Iran Fired Missile at US Drone Prior to Tanker Attacks: Defense Official

An oil tanker is on fire in the sea of Oman, Thursday, June 13, 2019. Two oil tankers near the strategic Strait of Hormuz were reportedly attacked on Thursday, an assault that left one ablaze and adrift as sailors were evacuated from both vessels and the U.S. Navy rushed to assist amid heightened tensions between Washington and Tehran. (AP Photo/ISNA)
An oil tanker is on fire in the sea of Oman, Thursday, June 13, 2019. Two oil tankers near the strategic Strait of Hormuz were reportedly attacked on Thursday, an assault that left one ablaze and adrift as sailors were evacuated from both vessels and the U.S. Navy rushed to assist amid heightened tensions between Washington and Tehran. (AP Photo/ISNA)

An Iranian small attack craft fired a surface to-air missile (SAM) at a U.S. MQ-9 Reaper drone this week, a senior defense official said on background Friday. The incident happened in the general area where explosions crippled two tankers in the Gulf of Oman Thursday, the official said.
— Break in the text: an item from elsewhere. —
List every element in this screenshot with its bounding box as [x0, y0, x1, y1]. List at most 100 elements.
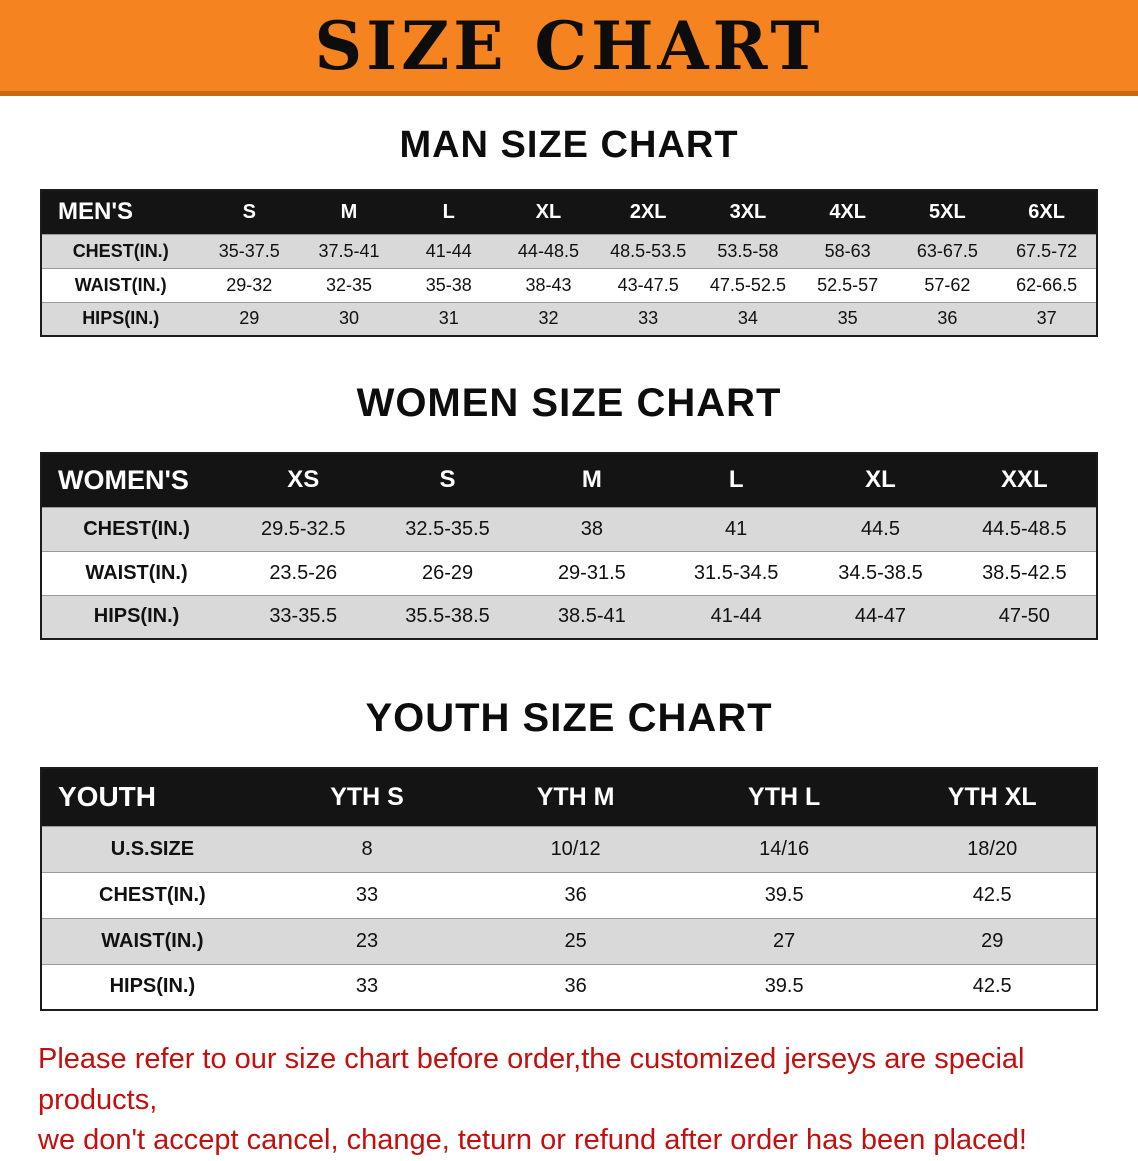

The official also confirmed a report from CNN that a SAM allegedly fired by the Iranian-backed Houthi rebels in Yemen shot down an MQ-9 over the Red Sea earlier this week.

The two alleged attacks against U.S. assets by Iran and an Iranian proxy group are the first against the U.S. military to be confirmed since the U.S. began building up forces in the region last month. The White House accelerated the dispatch of an aircraft carrier to the Gulf region in May, charging that Iran was planning an offensive against U.S. forces and interests in the region.
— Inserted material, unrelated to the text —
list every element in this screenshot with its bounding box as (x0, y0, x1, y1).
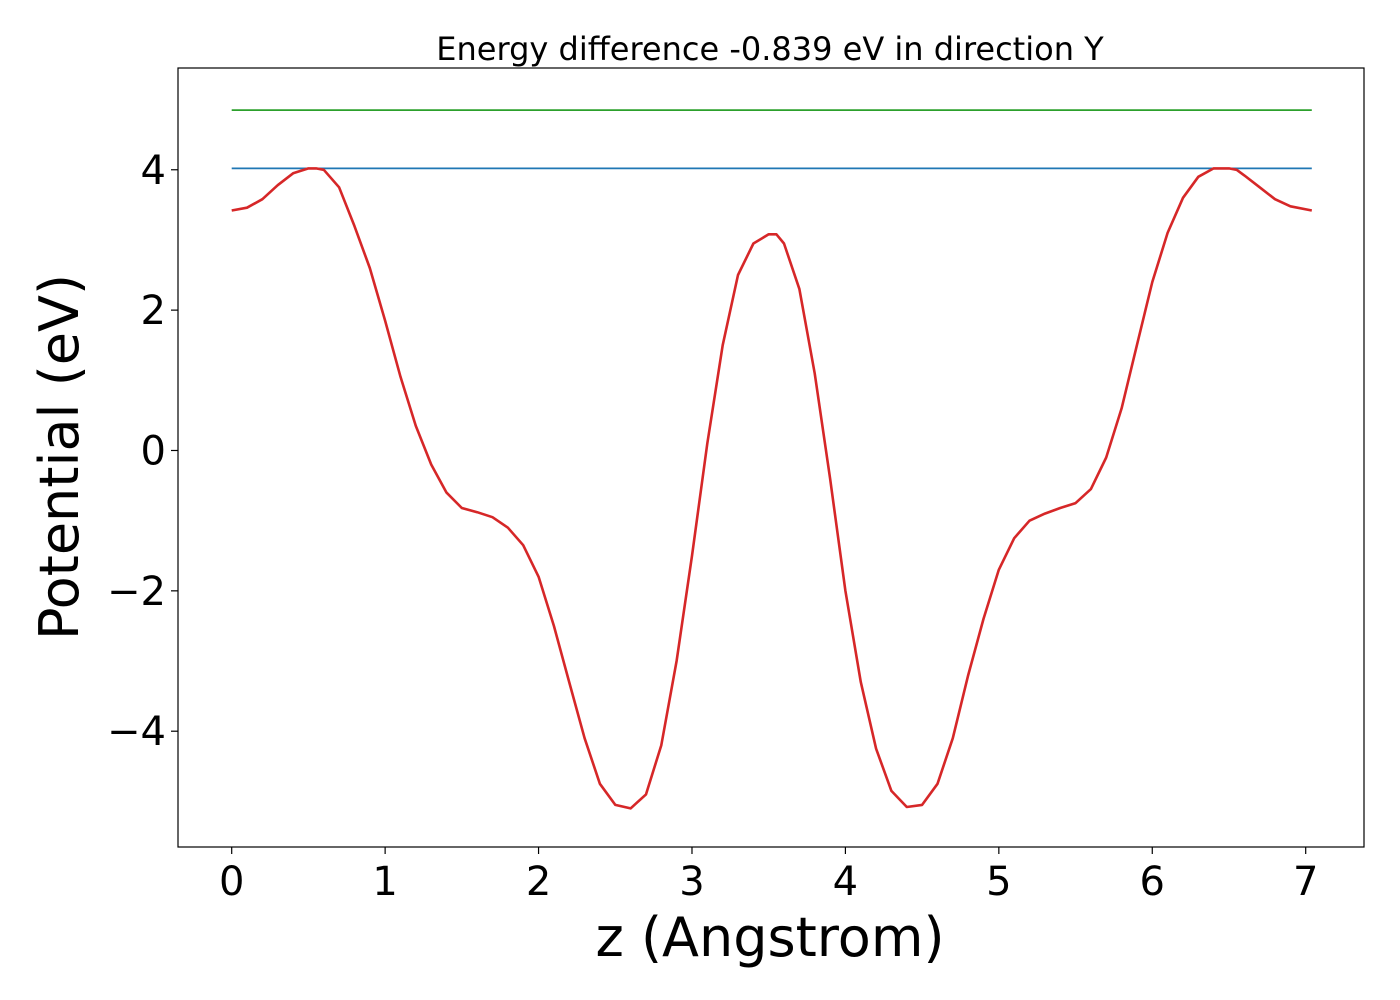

"There was an MQ-9 in the vicinity" overhead where the tankers Front Adair and Kokuka Courageous were proceeding in the Gulf Thursday, the official said. The SAM that missed the Reaper was fired from an Iranian patrol craft, the official added.

The earlier shootdown of and MQ-9, allegedly by Iran-backed Houthi rebels, would not be the first time the U.S. military has come into conflict with the group. The Houthis have been supplied with missiles and other arms by Iran in the years-long Yemeni civil war against the government of Yemen, which is backed by Saudi Arabia and the United Arab Emirates.

In October 2016, the Houthis fired missiles that fell short in an attempted attack against the Arleigh Burke-class guided missile destroyer Mason in the Red Sea. The Mason later fired Tomahawk cruise missiles at radar installations believed to have been used in the attempted attack on the warship, Pentagon officials said at the time.

On Friday, the Mason entered the Gulf of Oman to join the destroyer Bainbridge, which had picked up 21 crew members from the Kokuka Courageous on Thursday.

It was not immediately clear if the two missile attacks would lead to an escalation of the current crisis in the region.

"The United States has no interest in engaging in a new conflict in the Middle East," U.S. Central Command officials said in a statement Thursday following the explosions aboard the two tankers. "However, we will defend our interests."